1)
The acceleration of the car is the rate of change of velocity of the car; it can be calculated as:
[tex]a=\frac{v-u}{t}[/tex]
where
u is the initial velocity
v is the final velocity
t is the time taken for the velocity of the car to change from u to v
In this problem, for this car we have:
u = 37.1 m/s
v = 29.8 m/s
t = 3 s
So, the acceleration is:
[tex]a=\frac{29.8-37.1}{3}=-2.43 m/s^2[/tex]
2)
The work done in lifting the box is equal to the potential energy transferred to the box during the process; it is given by:
[tex]W=Fd[/tex]
where
F is the force applied
d is the displacement of the box
Here we have:
F = 87.3 N is the force applied
d = 2.04 m is the displacement of the box
So, the work done to lift the box is:
[tex]W=(87.3)(2.04)=178.1 J[/tex]
3)
The power is the rate of work done per unit time. It is calculated as:
[tex]P=\frac{W}{t}[/tex]
where
W is the work done
t is the time taken to do the work
For the child in this problem, we have:
W = 1250 J is the work done by the child running up the stairs
P = 267 W is the power used
Therefore, re-arranging the equation, we find the time taken:
[tex]t=\frac{W}{P}=\frac{1250}{267}=4.68 s[/tex]
4)
The kinetic energy of an object is the energy possessed by the object due to its motion. Mathematically, it is given by
[tex]KE=\frac{1}{2}mv^2[/tex]
where
m is the mass of the object
v is its speed
For the rabbit in this problem, we have:
m = 8.642 kg is the mass of the rabbit
KE = 125.6 is its kinetic energy
Solving the formula for v, we find the speed of the rabbit:
[tex]v=\sqrt{\frac{2KE}{m}}=\sqrt{\frac{2(125.6)}{8.642}}=5.4 m/s[/tex]
5)
The efficiency of a machine is the ratio between the energy produced in output by the machine and the work done in input. Mathematically, it is given by
[tex]\eta = \frac{E_{out}}{W_{in}}\cdot 100[/tex]
where
[tex]E_{out}[/tex] is the energy in output
[tex]W_{in}[/tex] is the work in input
For the machine in this problem,
[tex]W_{in}=120 J[/tex] is the work in input
[tex]E_{out}=93 J[/tex] is the energy in output
Therefore, the efficiency of this machine is:
[tex]\eta=\frac{93}{120}\cdot 100=77.5\%[/tex]
6)
During a collision, the total momentum of the system is always conserved before and after the collision. So we can write:
[tex]p_i = p_f\\m_1 u_1 + m_2 u_2 =(m_1+m_2)v[/tex]
where
[tex]m_1=212 kg[/tex] is the mass of the first car
[tex]u_1=8.00 m/s[/tex] is the initial velocity of the first car
[tex]m_2=196 kg[/tex] is the mass of the 2nd car
[tex]u_2=6.75 m/s[/tex] is the initial velocity of the 2nd car
[tex]v[/tex] is the final velocity of the two cars stuck together (after the collision, they move together)

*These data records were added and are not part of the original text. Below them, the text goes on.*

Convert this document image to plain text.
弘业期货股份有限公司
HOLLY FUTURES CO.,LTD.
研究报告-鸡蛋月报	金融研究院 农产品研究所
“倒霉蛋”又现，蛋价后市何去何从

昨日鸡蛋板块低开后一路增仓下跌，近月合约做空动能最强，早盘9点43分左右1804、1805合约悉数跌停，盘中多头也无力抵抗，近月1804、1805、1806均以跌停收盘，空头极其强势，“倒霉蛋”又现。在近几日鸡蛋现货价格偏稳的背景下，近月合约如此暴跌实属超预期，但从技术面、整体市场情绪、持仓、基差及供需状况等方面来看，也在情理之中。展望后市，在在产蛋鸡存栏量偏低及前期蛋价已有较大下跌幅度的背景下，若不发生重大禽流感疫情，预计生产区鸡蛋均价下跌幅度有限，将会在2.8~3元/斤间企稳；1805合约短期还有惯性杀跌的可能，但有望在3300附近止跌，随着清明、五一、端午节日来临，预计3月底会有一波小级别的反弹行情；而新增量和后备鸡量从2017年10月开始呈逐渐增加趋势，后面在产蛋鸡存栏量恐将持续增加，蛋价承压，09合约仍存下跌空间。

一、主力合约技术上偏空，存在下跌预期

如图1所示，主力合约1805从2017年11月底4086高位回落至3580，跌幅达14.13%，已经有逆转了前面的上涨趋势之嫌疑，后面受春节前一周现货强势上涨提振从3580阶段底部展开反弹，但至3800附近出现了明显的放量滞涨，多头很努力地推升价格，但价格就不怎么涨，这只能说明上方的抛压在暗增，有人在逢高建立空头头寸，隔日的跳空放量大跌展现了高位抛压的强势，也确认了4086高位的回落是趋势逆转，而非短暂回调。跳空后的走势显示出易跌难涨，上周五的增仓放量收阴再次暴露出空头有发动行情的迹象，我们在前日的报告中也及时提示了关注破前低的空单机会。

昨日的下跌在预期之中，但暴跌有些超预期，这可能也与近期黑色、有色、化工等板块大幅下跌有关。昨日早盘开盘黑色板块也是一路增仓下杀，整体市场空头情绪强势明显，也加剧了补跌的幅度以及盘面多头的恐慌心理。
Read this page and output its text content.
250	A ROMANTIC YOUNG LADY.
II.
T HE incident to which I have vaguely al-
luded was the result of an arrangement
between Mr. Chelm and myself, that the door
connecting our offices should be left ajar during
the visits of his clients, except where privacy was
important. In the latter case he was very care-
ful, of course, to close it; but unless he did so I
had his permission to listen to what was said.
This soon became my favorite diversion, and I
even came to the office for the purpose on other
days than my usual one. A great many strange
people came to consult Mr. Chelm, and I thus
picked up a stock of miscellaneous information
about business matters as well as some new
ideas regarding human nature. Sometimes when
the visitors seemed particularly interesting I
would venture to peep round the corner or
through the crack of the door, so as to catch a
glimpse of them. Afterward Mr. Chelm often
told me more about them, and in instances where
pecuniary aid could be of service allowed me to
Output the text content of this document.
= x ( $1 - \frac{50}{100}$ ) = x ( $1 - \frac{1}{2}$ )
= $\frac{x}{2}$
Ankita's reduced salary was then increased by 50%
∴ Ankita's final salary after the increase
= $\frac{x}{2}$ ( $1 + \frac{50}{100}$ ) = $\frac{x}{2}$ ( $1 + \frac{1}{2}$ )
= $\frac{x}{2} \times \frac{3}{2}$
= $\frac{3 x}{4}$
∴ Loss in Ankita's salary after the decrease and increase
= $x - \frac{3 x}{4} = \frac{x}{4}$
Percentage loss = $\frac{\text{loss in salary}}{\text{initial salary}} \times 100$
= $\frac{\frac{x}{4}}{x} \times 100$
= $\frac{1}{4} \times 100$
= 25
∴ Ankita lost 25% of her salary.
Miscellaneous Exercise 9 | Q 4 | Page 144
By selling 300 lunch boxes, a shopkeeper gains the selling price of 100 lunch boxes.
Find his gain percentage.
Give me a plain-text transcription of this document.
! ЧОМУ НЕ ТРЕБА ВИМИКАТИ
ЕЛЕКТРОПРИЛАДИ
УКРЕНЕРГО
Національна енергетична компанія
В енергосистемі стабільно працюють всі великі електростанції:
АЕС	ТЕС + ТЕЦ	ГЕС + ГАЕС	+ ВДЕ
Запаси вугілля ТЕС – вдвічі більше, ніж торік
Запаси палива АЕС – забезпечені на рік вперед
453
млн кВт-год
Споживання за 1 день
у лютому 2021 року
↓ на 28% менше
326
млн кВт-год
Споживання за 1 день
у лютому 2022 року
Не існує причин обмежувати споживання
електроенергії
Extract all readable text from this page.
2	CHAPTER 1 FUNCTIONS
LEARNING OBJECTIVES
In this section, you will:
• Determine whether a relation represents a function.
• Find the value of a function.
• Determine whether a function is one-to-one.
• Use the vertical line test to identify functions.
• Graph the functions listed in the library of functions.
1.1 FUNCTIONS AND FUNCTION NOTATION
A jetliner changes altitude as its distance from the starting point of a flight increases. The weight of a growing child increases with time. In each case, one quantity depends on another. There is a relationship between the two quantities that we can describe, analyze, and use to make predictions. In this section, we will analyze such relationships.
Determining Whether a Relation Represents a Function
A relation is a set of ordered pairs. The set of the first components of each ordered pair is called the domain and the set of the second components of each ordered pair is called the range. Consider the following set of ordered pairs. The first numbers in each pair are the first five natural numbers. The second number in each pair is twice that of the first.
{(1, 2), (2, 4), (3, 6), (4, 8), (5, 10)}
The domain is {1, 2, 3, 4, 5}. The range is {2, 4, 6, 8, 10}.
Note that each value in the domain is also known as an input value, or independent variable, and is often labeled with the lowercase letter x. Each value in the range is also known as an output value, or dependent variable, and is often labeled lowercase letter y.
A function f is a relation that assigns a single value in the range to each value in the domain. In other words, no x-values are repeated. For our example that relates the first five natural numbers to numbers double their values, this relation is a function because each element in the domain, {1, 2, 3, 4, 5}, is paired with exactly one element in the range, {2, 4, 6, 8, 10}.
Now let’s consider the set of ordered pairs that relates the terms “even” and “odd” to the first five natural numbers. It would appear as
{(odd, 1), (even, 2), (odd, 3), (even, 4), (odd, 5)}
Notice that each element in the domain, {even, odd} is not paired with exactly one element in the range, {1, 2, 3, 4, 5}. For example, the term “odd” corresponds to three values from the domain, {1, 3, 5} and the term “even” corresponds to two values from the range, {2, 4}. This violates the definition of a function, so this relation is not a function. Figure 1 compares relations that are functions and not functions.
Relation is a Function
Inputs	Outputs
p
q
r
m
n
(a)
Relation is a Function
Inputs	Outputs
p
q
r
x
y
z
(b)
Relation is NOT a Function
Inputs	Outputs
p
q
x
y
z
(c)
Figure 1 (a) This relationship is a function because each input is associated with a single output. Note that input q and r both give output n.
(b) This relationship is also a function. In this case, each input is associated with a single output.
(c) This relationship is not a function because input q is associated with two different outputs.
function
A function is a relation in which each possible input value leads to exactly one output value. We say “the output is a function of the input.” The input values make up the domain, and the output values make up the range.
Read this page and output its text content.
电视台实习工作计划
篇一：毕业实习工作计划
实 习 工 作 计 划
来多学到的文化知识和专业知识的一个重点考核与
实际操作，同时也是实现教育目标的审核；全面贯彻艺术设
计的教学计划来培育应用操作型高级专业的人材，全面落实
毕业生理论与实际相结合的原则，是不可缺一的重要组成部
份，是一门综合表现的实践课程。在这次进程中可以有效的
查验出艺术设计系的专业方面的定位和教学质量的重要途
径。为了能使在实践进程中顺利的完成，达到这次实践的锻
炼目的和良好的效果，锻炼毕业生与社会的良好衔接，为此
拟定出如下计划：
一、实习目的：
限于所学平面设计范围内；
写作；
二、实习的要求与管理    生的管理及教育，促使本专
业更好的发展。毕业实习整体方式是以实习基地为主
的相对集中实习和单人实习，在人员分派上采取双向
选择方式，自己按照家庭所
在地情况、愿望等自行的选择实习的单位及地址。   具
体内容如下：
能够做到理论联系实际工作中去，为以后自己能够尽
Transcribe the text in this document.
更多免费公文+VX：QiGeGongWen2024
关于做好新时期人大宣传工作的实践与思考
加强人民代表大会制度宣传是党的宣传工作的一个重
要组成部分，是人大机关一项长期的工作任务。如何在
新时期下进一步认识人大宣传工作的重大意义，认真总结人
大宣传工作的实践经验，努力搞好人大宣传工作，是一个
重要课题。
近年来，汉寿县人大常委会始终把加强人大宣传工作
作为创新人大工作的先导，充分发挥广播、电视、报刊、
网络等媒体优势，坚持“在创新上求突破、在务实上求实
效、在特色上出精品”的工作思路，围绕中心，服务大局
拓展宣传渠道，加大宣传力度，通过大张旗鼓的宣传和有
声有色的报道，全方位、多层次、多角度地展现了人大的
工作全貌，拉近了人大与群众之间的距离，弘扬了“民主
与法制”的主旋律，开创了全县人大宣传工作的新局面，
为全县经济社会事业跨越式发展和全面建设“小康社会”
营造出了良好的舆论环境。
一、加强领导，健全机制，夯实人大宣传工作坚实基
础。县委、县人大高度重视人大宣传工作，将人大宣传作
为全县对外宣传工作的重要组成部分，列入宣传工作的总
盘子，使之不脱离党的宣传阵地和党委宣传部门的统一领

Solving the equation for v, we find:
[tex]v=\frac{m_1 u_1 +m_2 u_2}{m_1 +m_2}=\frac{(212)(8.00)+(196)(6.75)}{212+196}=7.40 m/s[/tex]
7)
The relationship between speed, frequency and wavelength of a wave is given by the wave equation:
[tex]v=f\lambda[/tex]
where
v is the speed of the wave
f is the frequency of the wave
[tex]\lambda[/tex] is the wavelength
For the wave in the string in this problem we have:
[tex]\lambda=0.23 m[/tex] (wavelength)
f = 12 Hz (frequency)
So, the speed of the wave is:
[tex]v=(12)(0.23)=2.76 m/s[/tex]
8)
The relationship between frequency and wavelength for an electromagnetic wave is given by
[tex]c=f\lambda[/tex]
where:
c is the speed of light in a vacuum
f is the frequency of the wave
[tex]\lambda[/tex] is the wavelength of the wave
For the blue light in this problem, we have
[tex]f=6.2\cdot 10^{14}Hz[/tex] (frequency)
while the speed of light is
[tex]c=3.0\cdot 10^8 m/s[/tex]
So, the wavelength of blue light is:
[tex]\lambda=\frac{c}{f}=\frac{3.0\cdot 10^8}{6.2\cdot 10^{14}}=4.8\cdot 10^{-7} m[/tex]
9)
The sound wave in this problem travels with uniform motion (=constant velocity), therefore we can use the following equation:
[tex]d=vt[/tex]
where
d is the distance covered by the wave
v is the speed of the wave
t is the time elapsed
In this problem:
v = 343 m/s is the speed of the sound wave
t = 0.287 s is the time elapsed
So, the distance covered by the wave is
[tex]d=(343)(0.287)=98.4 m[/tex]